Officials will meet today to decide the criteria required for finding a new coach. Scotland was the last British team to have a temporary manager at a tournament when Alex Ferguson took charge for the 1986 World Cup.
Capello said he opposed the decision to remove Terry because it remained unproven that he racially abused QPR’s Anton Ferdinand, whose brother Rio plays alongside Terry in England’s central defense. Bernstein said he understood the coach’s frustration but the F.A.’s 14-member board was unanimous the issue “was not appropriate and not in the best interests of England” for Terry to continue in the role.
Bernstein said the F.A. expected Terry’s trial to begin in April or May and was surprised by the decision to push it back to July, even though lawyers for the player and Chelsea lobbied for the delay. It remains unclear whether the F.A. spoke to Chelsea about its plans.
Capello was the second foreigner appointed England manager after Sweden’s Sven Goran Eriksson in 2001. U.K. newspapers have estimated the pair earned 50 million pounds ($79.2 million) between them over 10 years.
`Large Amounts of Money'
“Clearly there have been large amounts of money involved,” Bernstein said. “Going forward, we will have to assess things very carefully. We should pay a sensible amount of money for the right person but how that balances out we will have to see.” He added that didn’t mean they were going to hire someone “on the cheap.”
England hasn’t won a tournament since its only World Cup triumph on home soil in 1966. Its record in European Championships, excluding the one staged in England in 1996, stands at just four wins in six tournaments.
Trevor Brooking, a former national team player now on the four-member panel that nominates the new coach, said an appointment shouldn’t be seen as a “panacea.”

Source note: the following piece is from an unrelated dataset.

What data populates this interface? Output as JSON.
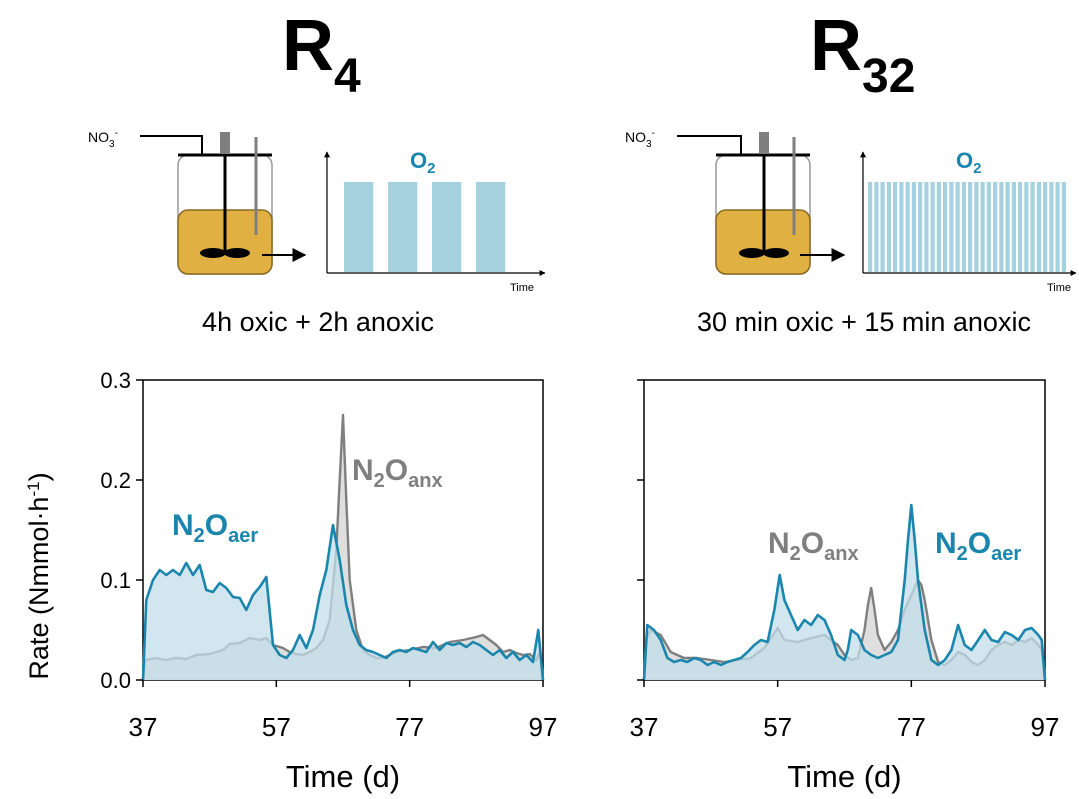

“Let’s not get this expectancy that whoever comes in is going to suddenly start delivering us championships,” Brooking said. “I don’t want to scare off anyone coming into this job because you are expecting them to come back with a championship or get to a final and I’m saying it would be great, but let’s not put this person’s head on the block.”
“We of course understand the feeling of the nation and supporters, fans of England are very important when it comes to choosing the right person for the job,” Bernstein said. “But we have to sit down and look long-term and give ourselves as many options as are available.”